Syaikhul Islam Ibnu Taimiyyah Rahimahullah Bukan Mujassim

Syaikhul Islam Ibnu Taimiyyah Rahimahullah Bukan Mujassim

Betapa sering kita mendengar fitnah keji yang dilancarkan untuk membunuh karakter ulama dikarenakan tidak siap dan kurang berlapang dada dalam menyikapi perbedaan pendapat.

Diantara ulama yang sering mendapatkan fitnahan itu adalah Syaikhul Islam Ibnu Taimiyyah Rahimahullah yang dituduh sebagai mujassim, yaitu yang berkeyakinan bahwa Allah berbentuk jasad dan menyerupakan Allah dengan makhlukNya.

Diantaranya Syaikhul Islam Ibnu Taimiyyah Rahimahullah dituduh mengatakan Allah duduk di Arsy. Padahal semenjak kami belajar di Madrasah Ibnu Taimiyyah sampai saat ini belum pernah kami mendengar mereka mengatakan Allah duduk di Arsy, bahkan mereka paling keras membantah keyakinan tersebut.

Sumber permasalahannya adalah memahami Syaikhul Islam Ibnu Taimiyyah Rahimahullah dengan sudut pandang yang lain, bukan memahami Syaikhul Islam Ibnu Taimiyyah Rahimahullah dengan sudut pandang Syaikhul Islam Ibnu Taimiyyah Rahimahullah sendiri. Ini adalah sumber masalah umat semenjak dahulu sampai saat ini.

Salafy memandang Asy’ari dengan sudut pandang Salafy atau sebaliknya Asy’ari memandang Salafy dengan sudut pandang Asy’ari, tentu tidak akan pernah nyambung dan bahkan yang terjadi adalah salah faham atau gagal faham.

Yang paling faham tentang Syaikhul Islam Ibnu Taimiyyah Rahimahullah adalah mereka yang belajar di Madrasah Syaikhul Islam Ibnu Taimiyyah Rahimahullah, bukan selain mereka.

Alhamdulillah, kami dalam hal Asma’ Wa Shifat lebih mantap dengan Aqidah Salaf, namun kami sangat menghormati Aqidah Asy’ari karena kita sama, Ahlus Sunnah Wal Jama’ah.

Alhamdulillah kami juga alumni Madrasah Syaikhul Islam Ibnu Taimiyyah Rahimahullah dan kami kenal Beliau sangat keras kepada kelompok mujassimah.

Tuduhan Syaikhul Islam Ibnu Taimiyyah Rahimahullah sebagai mujassim biasa dilontarkan musuh-musuh Beliau sebagai fitnah dan pembunuhan karakter.

Alhamdulillah kami khatam tiga kitab Ibnu Taimiyah Rahimahullah tentang Asma’ Wa Shifat, yaitu;
1. Aqidah Wasithiyyah.
2. Fatawa Hamawiyyah.
3. Risalah Tadmuriyyah.
Alhamdulillah kami khatam langsung dari Syaikhuna, Fadhilatusy Syaikh Prof Dr Khalid bin Abdillah Al-Mushlih hafidhahullah ketika kami masih belajar di Unaizah Al-Qasim KSA. Sehingga kami kenal betul siapa itu Syaikhul Islam Ibnu Taimiyyah Rahimahullah.

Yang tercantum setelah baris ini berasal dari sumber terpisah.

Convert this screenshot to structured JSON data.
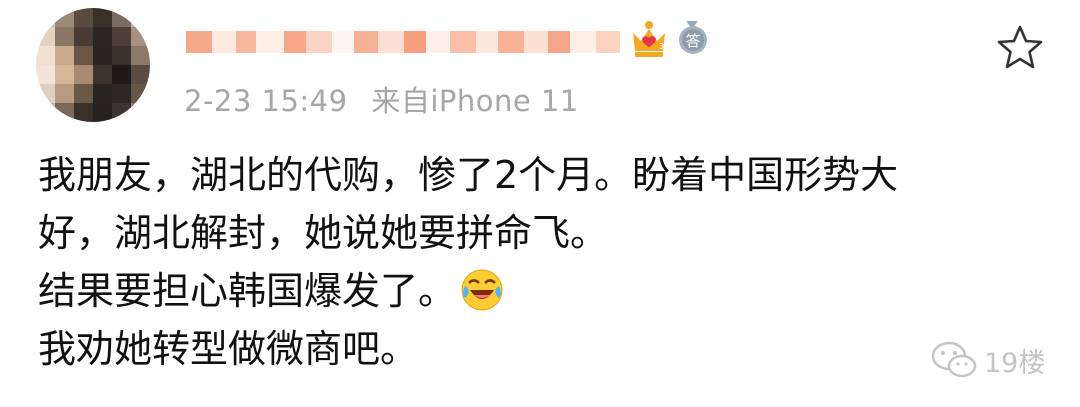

Syaikhul Islam Ibnu Taimiyyah Rahimahullah bukan mujassim dan justru sangat keras kepada mujassim.

Kita harus akui secara jujur bahwa masing-masing pihak mempunyai 1001 alasan untuk membela pendapat yang diyakininya. Sehingga kita harus lebih bijak dalam bersikap terutama di media umum dengan menghindari bahasa-bahasa provokasi dan memperhalus cara penyampaian serta lebih santun dalam menyampaikan.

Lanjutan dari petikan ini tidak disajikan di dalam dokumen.